Aynen öyle, çok kıymetli bir şey. Yaş yok, dil yok. Birçok sanat yemeğine katılırız yurt dışında da. Bazen öyle bir şey olur ki yanındaki adamla aynı dili konuşmuyorsun mesela. Brezilyalı ve İngilizcesi yok. Yine de saatlerce konuşabiliyoruz öyle veya böyle. Orada ortak hobini konuşuyorsun. İşte galeri ismi gösteriyorsun, derken bir dostluk başlıyor.

Peki kendiniz için aldığınız ilk sanat eserini hatırlıyor musunuz?

Tam hatırlamıyorum. Çünkü şimdi bizim çocuklarımıza yaptığımız gibi, benim de belli bir yaşa geldiğimde, kendimce bir koleksiyonum vardı zaten. Ki onları da çok sahipleniyordum. Bir de mesela yurt dışında San Francisco'da okudum üniversiteyi. Babamlar gelmeden önce bana muhakkak derlerdi ki, "Hangi galerileri gezeceğiz, araştır!" O zamanlar böyle internet filan yok tabii, gidip tek tek bulmak zorundasın. Hakikaten onlarla böyle bir liste yapar, oraları gezerdik. İşte oralardan beğenirdim, geldiklerinde de alırdım. O yaşlarda çok şanslıydım. Çünkü benim oradaki evimde tutardık onları. Gayet mütevazı küçücük bir evim ama duvarlarında harika eserlerim vardı. Sonra taşınırken oradan çoğunu geri getirmiştim.
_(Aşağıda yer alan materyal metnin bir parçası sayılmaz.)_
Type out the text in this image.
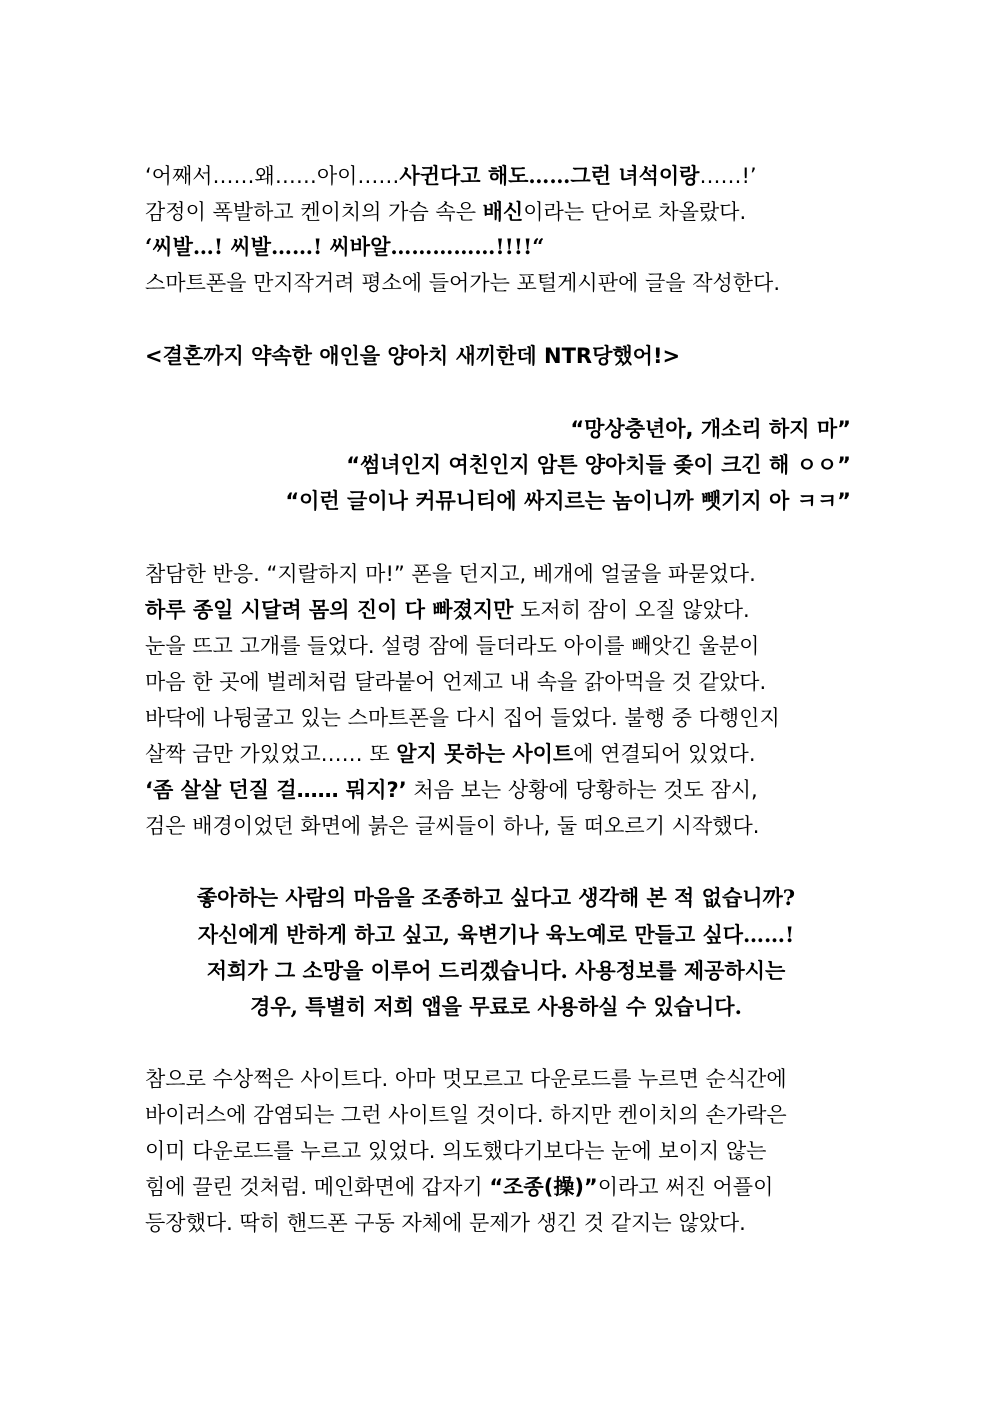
‘어째서……왜……아이……사귄다고 해도……그런 녀석이랑……!’
감정이 폭발하고 켄이치의 가슴 속은 배신이라는 단어로 차올랐다.
‘씨발…! 씨발……! 씨바알……………!!!!“
스마트폰을 만지작거려 평소에 들어가는 포털게시판에 글을 작성한다.
<결혼까지 약속한 애인을 양아치 새끼한데 NTR당했어!>
“망상충년아, 개소리 하지 마”
“썸녀인지 여친인지 암튼 양아치들 좆이 크긴 해 ㅇㅇ”
“이런 글이나 커뮤니티에 싸지르는 놈이니까 뺏기지 아 ㅋㅋ”
참담한 반응. “지랄하지 마!” 폰을 던지고, 베개에 얼굴을 파묻었다.
하루 종일 시달려 몸의 진이 다 빠졌지만 도저히 잠이 오질 않았다.
눈을 뜨고 고개를 들었다. 설령 잠에 들더라도 아이를 빼앗긴 울분이
마음 한 곳에 벌레처럼 달라붙어 언제고 내 속을 갉아먹을 것 같았다.
바닥에 나뒹굴고 있는 스마트폰을 다시 집어 들었다. 불행 중 다행인지
살짝 금만 가있었고…… 또 알지 못하는 사이트에 연결되어 있었다.
‘좀 살살 던질 걸…… 뭐지?’ 처음 보는 상황에 당황하는 것도 잠시,
검은 배경이었던 화면에 붉은 글씨들이 하나, 둘 떠오르기 시작했다.
좋아하는 사람의 마음을 조종하고 싶다고 생각해 본 적 없습니까?
자신에게 반하게 하고 싶고, 육변기나 육노예로 만들고 싶다……!
저희가 그 소망을 이루어 드리겠습니다. 사용정보를 제공하시는
경우, 특별히 저희 앱을 무료로 사용하실 수 있습니다.
참으로 수상쩍은 사이트다. 아마 멋모르고 다운로드를 누르면 순식간에
바이러스에 감염되는 그런 사이트일 것이다. 하지만 켄이치의 손가락은
이미 다운로드를 누르고 있었다. 의도했다기보다는 눈에 보이지 않는
힘에 끌린 것처럼. 메인화면에 갑자기 “조종(操)”이라고 써진 어플이
등장했다. 딱히 핸드폰 구동 자체에 문제가 생긴 것 같지는 않았다.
Soruna dönecek olursak, Yaşam Şaşmazer ile biz beraber büyüdük ve kendisi şu an Türkiye'nin en tatlı, en iyi sanatçılarından bir tanesi. Ben onu ilk gördüğümde eserini bir arkadaşımın galerisine getirmişti, henüz üniversitede öğrenciydi. Kapıdan eseri gördüm ve galerici arkadaşıma "Bayıldım" dedim. Sonrasında başka eserler de aldım, hala bir araya geldiğimizde o günleri hatırlarız.

Bir koleksiyoner olarak sanatçılarla bir araya gelmek, onları atölyelerinde ziyaret etmek, sohbet etmek nasıl bir his?
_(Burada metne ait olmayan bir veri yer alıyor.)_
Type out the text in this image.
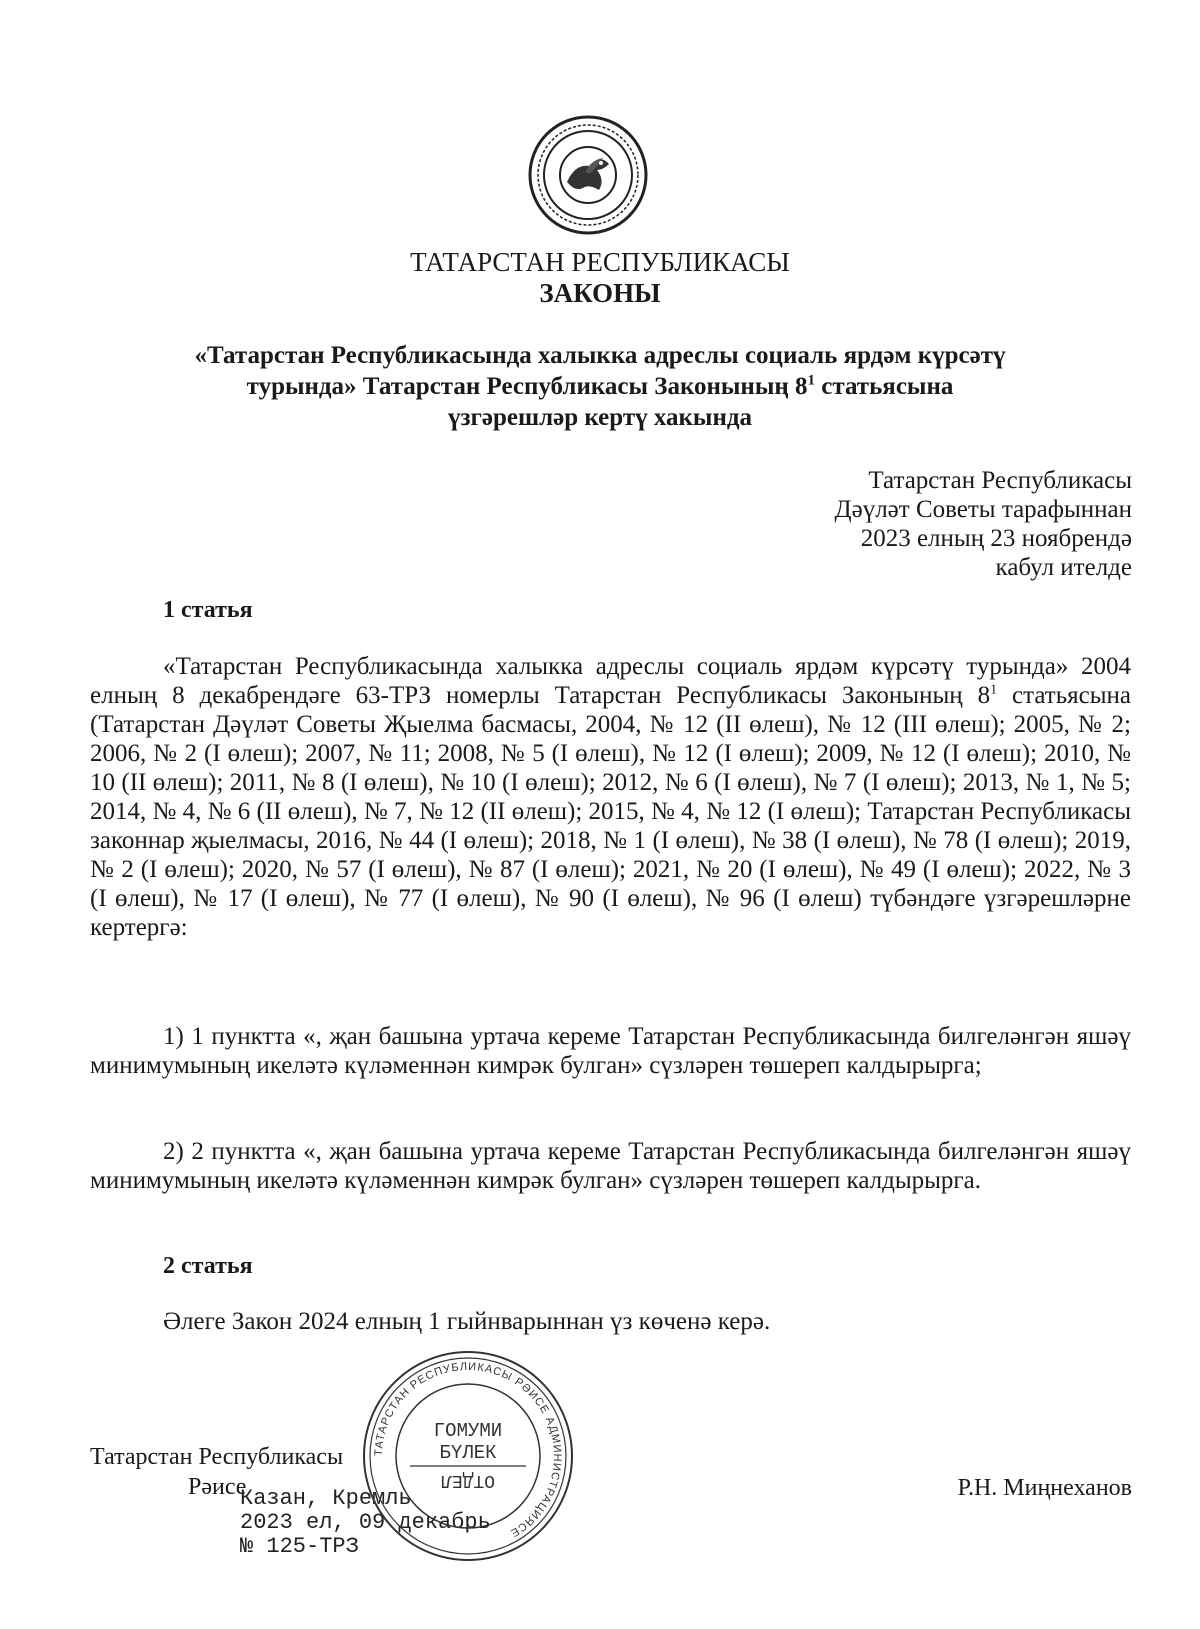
ТАТАРСТАН РЕСПУБЛИКАСЫ
ЗАКОНЫ
«Татарстан Республикасында халыкка адреслы социаль ярдәм күрсәтү
турында» Татарстан Республикасы Законының $8^1$ статьясына
үзгәрешләр кертү хакында
Татарстан Республикасы
Дәүләт Советы тарафыннан
2023 елның 23 ноябрендә
кабул ителде
1 статья
«Татарстан Республикасында халыкка адреслы социаль ярдәм күрсәтү турында» 2004 елның 8 декабрендәге 63-ТРЗ номерлы Татарстан Республикасы Законының $8^1$ статьясына (Татарстан Дәүләт Советы Җыелма басмасы, 2004, № 12 (II өлеш), № 12 (III өлеш); 2005, № 2; 2006, № 2 (I өлеш); 2007, № 11; 2008, № 5 (I өлеш), № 12 (I өлеш); 2009, № 12 (I өлеш); 2010, № 10 (II өлеш); 2011, № 8 (I өлеш), № 10 (I өлеш); 2012, № 6 (I өлеш), № 7 (I өлеш); 2013, № 1, № 5; 2014, № 4, № 6 (II өлеш), № 7, № 12 (II өлеш); 2015, № 4, № 12 (I өлеш); Татарстан Республикасы законнар җыелмасы, 2016, № 44 (I өлеш); 2018, № 1 (I өлеш), № 38 (I өлеш), № 78 (I өлеш); 2019, № 2 (I өлеш); 2020, № 57 (I өлеш), № 87 (I өлеш); 2021, № 20 (I өлеш), № 49 (I өлеш); 2022, № 3 (I өлеш), № 17 (I өлеш), № 77 (I өлеш), № 90 (I өлеш), № 96 (I өлеш) түбәндәге үзгәрешләрне кертергә:
1) 1 пунктта «, җан башына уртача кереме Татарстан Республикасында билгеләнгән яшәү минимумының икеләтә күләменнән кимрәк булган» сүзләрен төшереп калдырырга;
2) 2 пунктта «, җан башына уртача кереме Татарстан Республикасында билгеләнгән яшәү минимумының икеләтә күләменнән кимрәк булган» сүзләрен төшереп калдырырга.
2 статья
Әлеге Закон 2024 елның 1 гыйнварыннан үз көченә керә.
Татарстан Республикасы
Рәисе	Р.Н. Миңнеханов
Казан, Кремль
2023 ел, 09 декабрь
№ 125-ТРЗ
ТАТАРСТАН РЕСПУБЛИКАСЫ РӘИСЕ АДМИНИСТРАЦИЯСЕ
ГОМУМИ
БҮЛЕК
ОТДЕЛ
Müthiş bir keyif. Güncel sanat adına konuşuyorum tabii. Yani genç, yaşayan sanatçılarla tanışma imkanım var. Bu acayip önemli. Bir eserin içinde gez, sonra kendi hayalini, hikayeni kurgula onunla. Ondan sonra sanatçısıyla tanışabiliyorsan tanış ve dinle. Çünkü sanatçıyla tanışınca o başka bir şeye evriliyor. Lise zamanı veya üniversite zamanı yeni galeri açmış arkadaşlarım, eserlerini gördüğüm arkadaşlarım, bugün Türkiye'nin en büyük galerileri zaten. Onların temsil ettikleri sanatçılar, o gün hiçbirimizin bilmeyip, duvarlarında görüp, bugün yurt dışında müzelerde rastladığımız sanatçılar oldu. Güncel sanatçı dediğim, o gün işte daha üniversiteden yeni mezun, kariyerinin başında olan, ilk defa bir galeriyle görüşen, bugün yurt dışında yaşayan, Türkiye'yi temsil eden, oradaki önemli müzelerin koleksiyonuna giren sanatçılar... Dolayısıyla biz hepimiz beraber büyüdük. Bu da bana müthiş bir keyif veriyor. Ben Taner Ceylan'ın ilk çıktığı eseri de hatırlıyorum. Bir de tabii bir üst jenerasyon var ki Bedri Baykamlar, Burhan Doğançaylar, Abdurrahman Öztopraklar... Onlara da şöyle bayılırdım; annem, babam, hepimiz otururken onlar bize yemeğe gelirlerdi. Büyük gözlüklerinden, değişik kıyafetlerinden çok etkilenirdim. Acayip bir vizyon kazanırdık. Çok hoşuma giderdi. Aynı zamanda eşimin ailesi Asuman-Hüsnü, Yosun Güreli de sanata çok tutkunlar. Yine sanat dünyasının kıymetli isimleri sevgili Azade Köker eşimin teyzesi, Rabia-Ali Güreli çifti de kuzeni. İki aile de tesadüfen sanata tutkun. Bir anlamda sanat, eşimle bizi bir araya getirdi.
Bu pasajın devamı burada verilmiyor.